In the years following his disappearance, Heim was the target of a rapidly escalating manhunt and ever-increasing rewards for his capture.

Following his escape there were reported sightings in Latin America, Spain and Africa, as well as formal investigations aimed at bringing him to justice, some of which took place even after he had apparently died in Egypt.

The German government offered €150,000 for information leading to his arrest, while the Simon Wiesenthal Center launched Operation Last Chance, a project to assist governments in the location and arrest of suspected Nazi war criminals who are still alive.

1992

It was then reported that Heim had died there on 10 August 1992 from complications of rectal cancer, according to testimony by his son Ruediger and lawyer.

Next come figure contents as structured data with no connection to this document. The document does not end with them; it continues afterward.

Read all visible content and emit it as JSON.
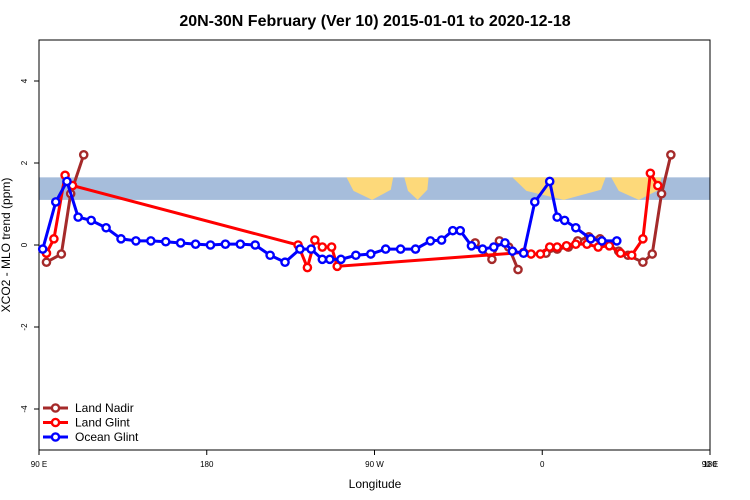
{
  "chart_data": {
    "type": "line",
    "title": "20N-30N February (Ver 10)   2015-01-01 to 2020-12-18",
    "xlabel": "Longitude",
    "ylabel": "XCO2 - MLO trend (ppm)",
    "xlim": [
      90,
      450
    ],
    "ylim": [
      -5,
      5
    ],
    "x_ticks": [
      {
        "value": 90,
        "label": "90 E"
      },
      {
        "value": 180,
        "label": "180"
      },
      {
        "value": 270,
        "label": "90 W"
      },
      {
        "value": 360,
        "label": "0"
      },
      {
        "value": 450,
        "label": "90 E"
      },
      {
        "value": 540,
        "label": "180"
      }
    ],
    "y_ticks": [
      {
        "value": -4,
        "label": "-4"
      },
      {
        "value": -2,
        "label": "-2"
      },
      {
        "value": 0,
        "label": "0"
      },
      {
        "value": 2,
        "label": "2"
      },
      {
        "value": 4,
        "label": "4"
      }
    ],
    "map_band": {
      "lat_range": [
        20,
        30
      ],
      "ymin": 1.1,
      "ymax": 1.65,
      "ocean_color": "#a6bddb",
      "land_color": "#fdd97a"
    },
    "legend": {
      "position": "bottom-left"
    },
    "series": [
      {
        "name": "Land Nadir",
        "color": "#a52a2a",
        "x": [
          94,
          102,
          107,
          114,
          120,
          324,
          333,
          337,
          342,
          347,
          352,
          357,
          362,
          368,
          374,
          379,
          385,
          391,
          396,
          401,
          406,
          414,
          419,
          424,
          429,
          434,
          440
        ],
        "y": [
          -0.42,
          -0.22,
          1.25,
          2.2,
          null,
          0.05,
          -0.35,
          0.1,
          -0.05,
          -0.6,
          null,
          null,
          -0.2,
          -0.1,
          -0.05,
          0.1,
          0.2,
          0.15,
          0.0,
          -0.15,
          -0.25,
          -0.42,
          -0.22,
          1.25,
          2.2,
          null,
          null
        ]
      },
      {
        "name": "Land Glint",
        "color": "#ff0000",
        "x": [
          94,
          98,
          104,
          108,
          229,
          234,
          238,
          242,
          247,
          250,
          350,
          354,
          359,
          364,
          368,
          373,
          378,
          384,
          390,
          396,
          402,
          408,
          414,
          418,
          422
        ],
        "y": [
          -0.2,
          0.15,
          1.7,
          1.45,
          0.0,
          -0.55,
          0.12,
          -0.05,
          -0.05,
          -0.52,
          -0.18,
          -0.22,
          -0.22,
          -0.05,
          -0.05,
          -0.02,
          0.02,
          0.02,
          -0.05,
          -0.02,
          -0.2,
          -0.25,
          0.15,
          1.75,
          1.45
        ]
      },
      {
        "name": "Ocean Glint",
        "color": "#0000ff",
        "x": [
          92,
          99,
          105,
          111,
          118,
          126,
          134,
          142,
          150,
          158,
          166,
          174,
          182,
          190,
          198,
          206,
          214,
          222,
          230,
          236,
          242,
          246,
          252,
          260,
          268,
          276,
          284,
          292,
          300,
          306,
          312,
          316,
          322,
          328,
          334,
          340,
          344,
          350,
          356,
          364,
          368,
          372,
          378,
          386,
          392,
          400,
          410,
          418,
          426,
          434,
          442,
          450,
          458,
          466,
          474,
          482,
          490
        ],
        "y": [
          -0.1,
          1.05,
          1.55,
          0.68,
          0.6,
          0.42,
          0.15,
          0.1,
          0.1,
          0.08,
          0.05,
          0.02,
          0.0,
          0.02,
          0.02,
          0.0,
          -0.25,
          -0.42,
          -0.1,
          -0.1,
          -0.35,
          -0.35,
          -0.35,
          -0.25,
          -0.22,
          -0.1,
          -0.1,
          -0.1,
          0.1,
          0.12,
          0.35,
          0.35,
          -0.02,
          -0.1,
          -0.05,
          0.05,
          -0.15,
          -0.2,
          1.05,
          1.55,
          0.68,
          0.6,
          0.42,
          0.15,
          0.1,
          0.1,
          null,
          null,
          null,
          null,
          null,
          null,
          null,
          null,
          null,
          null,
          null
        ]
      }
    ]
  }
}
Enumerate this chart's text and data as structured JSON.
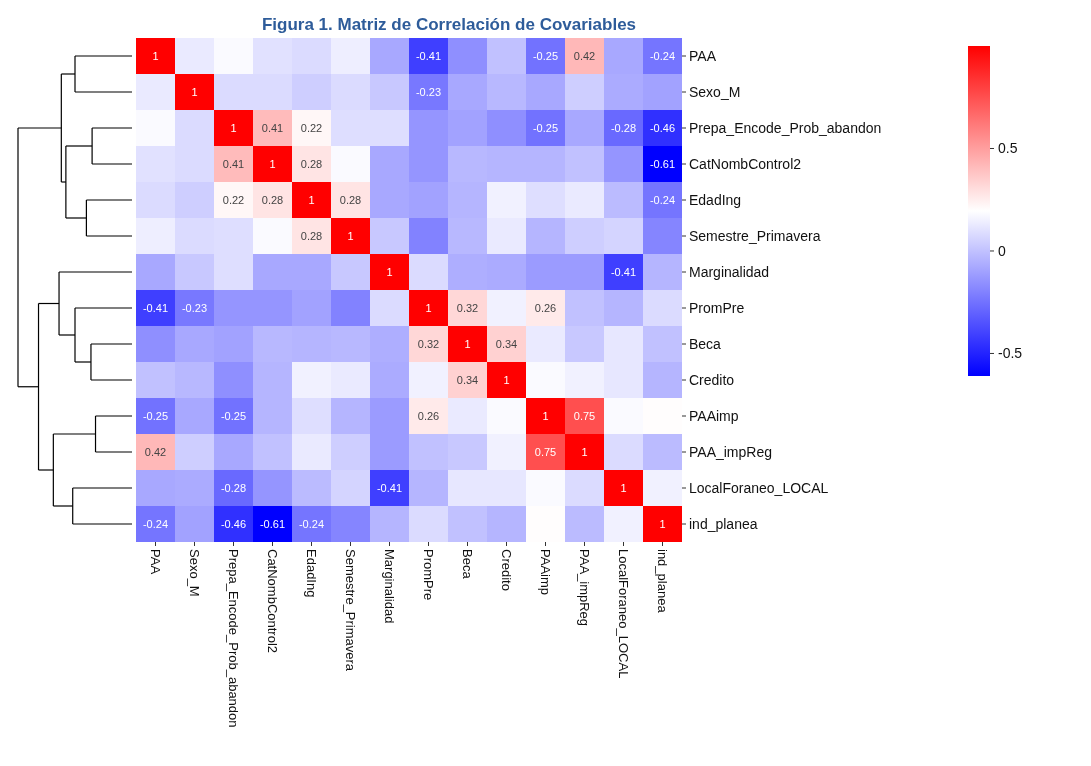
{
  "chart_data": {
    "type": "heatmap",
    "title": "Figura 1. Matriz de Correlación de Covariables",
    "categories": [
      "PAA",
      "Sexo_M",
      "Prepa_Encode_Prob_abandon",
      "CatNombControl2",
      "EdadIng",
      "Semestre_Primavera",
      "Marginalidad",
      "PromPre",
      "Beca",
      "Credito",
      "PAAimp",
      "PAA_impReg",
      "LocalForaneo_LOCAL",
      "ind_planea"
    ],
    "y_categories": [
      "PAA",
      "Sexo_M",
      "Prepa_Encode_Prob_abandon",
      "CatNombControl2",
      "EdadIng",
      "Semestre_Primavera",
      "Marginalidad",
      "PromPre",
      "Beca",
      "Credito",
      "PAAimp",
      "PAA_impReg",
      "LocalForaneo_LOCAL",
      "ind_planea"
    ],
    "cells": [
      [
        1,
        0.13,
        0.18,
        0.1,
        0.08,
        0.14,
        -0.08,
        -0.41,
        -0.16,
        0.0,
        -0.25,
        0.42,
        -0.08,
        -0.24
      ],
      [
        0.13,
        1,
        0.08,
        0.08,
        0.04,
        0.08,
        0.02,
        -0.23,
        -0.08,
        -0.03,
        -0.08,
        0.04,
        -0.07,
        -0.1
      ],
      [
        0.18,
        0.08,
        1,
        0.41,
        0.22,
        0.09,
        0.09,
        -0.14,
        -0.1,
        -0.16,
        -0.25,
        -0.08,
        -0.28,
        -0.46
      ],
      [
        0.1,
        0.08,
        0.41,
        1,
        0.28,
        0.18,
        -0.08,
        -0.14,
        -0.03,
        -0.04,
        -0.04,
        0.0,
        -0.14,
        -0.61
      ],
      [
        0.08,
        0.04,
        0.22,
        0.28,
        1,
        0.28,
        -0.08,
        -0.1,
        -0.04,
        0.15,
        0.09,
        0.13,
        -0.02,
        -0.24
      ],
      [
        0.14,
        0.08,
        0.09,
        0.18,
        0.28,
        1,
        0.02,
        -0.2,
        -0.03,
        0.13,
        -0.04,
        0.04,
        0.06,
        -0.19
      ],
      [
        -0.08,
        0.02,
        0.09,
        -0.08,
        -0.08,
        0.02,
        1,
        0.08,
        -0.06,
        -0.07,
        -0.12,
        -0.12,
        -0.41,
        -0.04
      ],
      [
        -0.41,
        -0.23,
        -0.14,
        -0.14,
        -0.1,
        -0.2,
        0.08,
        1,
        0.32,
        0.15,
        0.26,
        0.0,
        -0.04,
        0.08
      ],
      [
        -0.16,
        -0.08,
        -0.1,
        -0.03,
        -0.04,
        -0.03,
        -0.06,
        0.32,
        1,
        0.34,
        0.13,
        0.02,
        0.12,
        0.0
      ],
      [
        0.0,
        -0.03,
        -0.16,
        -0.04,
        0.15,
        0.13,
        -0.07,
        0.15,
        0.34,
        1,
        0.18,
        0.15,
        0.12,
        -0.04
      ],
      [
        -0.25,
        -0.08,
        -0.25,
        -0.04,
        0.09,
        -0.04,
        -0.12,
        0.26,
        0.13,
        0.18,
        1,
        0.75,
        0.18,
        0.2
      ],
      [
        0.42,
        0.04,
        -0.08,
        0.0,
        0.13,
        0.04,
        -0.12,
        0.0,
        0.02,
        0.15,
        0.75,
        1,
        0.08,
        -0.02
      ],
      [
        -0.08,
        -0.07,
        -0.28,
        -0.14,
        -0.02,
        0.06,
        -0.41,
        -0.04,
        0.12,
        0.12,
        0.18,
        0.08,
        1,
        0.15
      ],
      [
        -0.24,
        -0.1,
        -0.46,
        -0.61,
        -0.24,
        -0.19,
        -0.04,
        0.08,
        0.0,
        -0.04,
        0.2,
        -0.02,
        0.15,
        1
      ]
    ],
    "cell_labels": [
      [
        "1",
        null,
        null,
        null,
        null,
        null,
        null,
        "-0.41",
        null,
        null,
        "-0.25",
        "0.42",
        null,
        "-0.24"
      ],
      [
        null,
        "1",
        null,
        null,
        null,
        null,
        null,
        "-0.23",
        null,
        null,
        null,
        null,
        null,
        null
      ],
      [
        null,
        null,
        "1",
        "0.41",
        "0.22",
        null,
        null,
        null,
        null,
        null,
        "-0.25",
        null,
        "-0.28",
        "-0.46"
      ],
      [
        null,
        null,
        "0.41",
        "1",
        "0.28",
        null,
        null,
        null,
        null,
        null,
        null,
        null,
        null,
        "-0.61"
      ],
      [
        null,
        null,
        "0.22",
        "0.28",
        "1",
        "0.28",
        null,
        null,
        null,
        null,
        null,
        null,
        null,
        "-0.24"
      ],
      [
        null,
        null,
        null,
        null,
        "0.28",
        "1",
        null,
        null,
        null,
        null,
        null,
        null,
        null,
        null
      ],
      [
        null,
        null,
        null,
        null,
        null,
        null,
        "1",
        null,
        null,
        null,
        null,
        null,
        "-0.41",
        null
      ],
      [
        "-0.41",
        "-0.23",
        null,
        null,
        null,
        null,
        null,
        "1",
        "0.32",
        null,
        "0.26",
        null,
        null,
        null
      ],
      [
        null,
        null,
        null,
        null,
        null,
        null,
        null,
        "0.32",
        "1",
        "0.34",
        null,
        null,
        null,
        null
      ],
      [
        null,
        null,
        null,
        null,
        null,
        null,
        null,
        null,
        "0.34",
        "1",
        null,
        null,
        null,
        null
      ],
      [
        "-0.25",
        null,
        "-0.25",
        null,
        null,
        null,
        null,
        "0.26",
        null,
        null,
        "1",
        "0.75",
        null,
        null
      ],
      [
        "0.42",
        null,
        null,
        null,
        null,
        null,
        null,
        null,
        null,
        null,
        "0.75",
        "1",
        null,
        null
      ],
      [
        null,
        null,
        "-0.28",
        null,
        null,
        null,
        "-0.41",
        null,
        null,
        null,
        null,
        null,
        "1",
        null
      ],
      [
        "-0.24",
        null,
        "-0.46",
        "-0.61",
        "-0.24",
        null,
        null,
        null,
        null,
        null,
        null,
        null,
        null,
        "1"
      ]
    ],
    "clim": [
      -0.61,
      1
    ],
    "cticks": [
      {
        "value": -0.5,
        "label": "-0.5"
      },
      0,
      {
        "value": 0.5,
        "label": "0.5"
      }
    ]
  }
}
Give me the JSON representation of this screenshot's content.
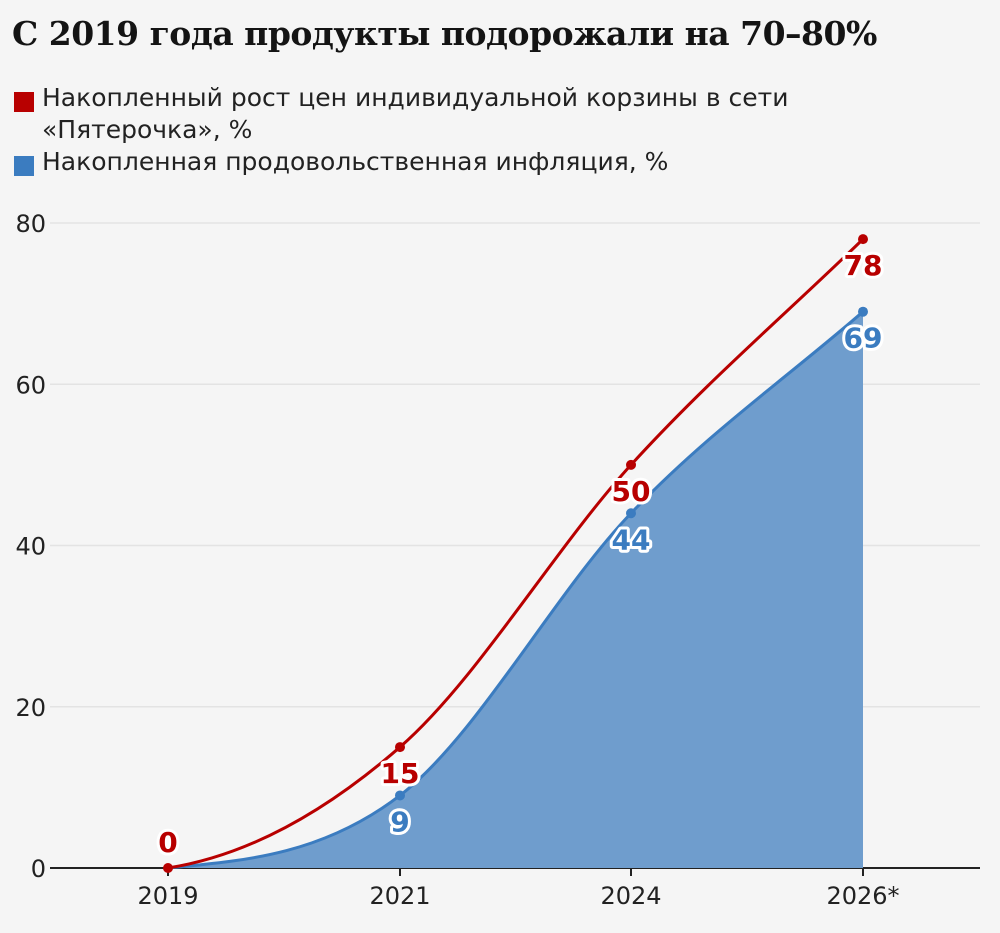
{
  "title": "С 2019 года продукты подорожали на 70–80%",
  "chart_data": {
    "type": "line",
    "categories": [
      "2019",
      "2021",
      "2024",
      "2026*"
    ],
    "series": [
      {
        "name": "Накопленный рост цен индивидуальной корзины в сети «Пятерочка», %",
        "values": [
          0,
          15,
          50,
          78
        ],
        "color": "#b80000",
        "style": "line"
      },
      {
        "name": "Накопленная продовольственная инфляция, %",
        "values": [
          0,
          9,
          44,
          69
        ],
        "color": "#3b7cc0",
        "fill": "#6f9dcd",
        "style": "area"
      }
    ],
    "ylim": [
      0,
      80
    ],
    "yticks": [
      0,
      20,
      40,
      60,
      80
    ],
    "grid": true,
    "legend": "top-left",
    "data_labels": true
  }
}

This information, though set forth by a German court, was questioned by Efraim Zuroff, a leading Nazi hunter of the Simon Wiesenthal Center.

2001

Tax records prove that, as late as 2001, Heim's lawyer asked the German authorities to refund capital gains taxes levied on him because he was living abroad.

2008

Zuroff stated that on a visit to Puerto Montt, Chile, in July 2008, Heim's daughter told him that Heim had died in 1993 in Argentina.

2009

In February 2009, after years of attempts to locate him, German television network ZDF had found Heim's passport and other documents in Cairo.

2012

In 2012, a court in Baden-Baden confirmed again that Heim had died in 1992 in Egypt, based on new evidence provided by his family and lawyer.

2013

The Wiesenthal Center continued to dispute these findings, and Heim remained on the list of most-wanted Nazi war criminals until 2013.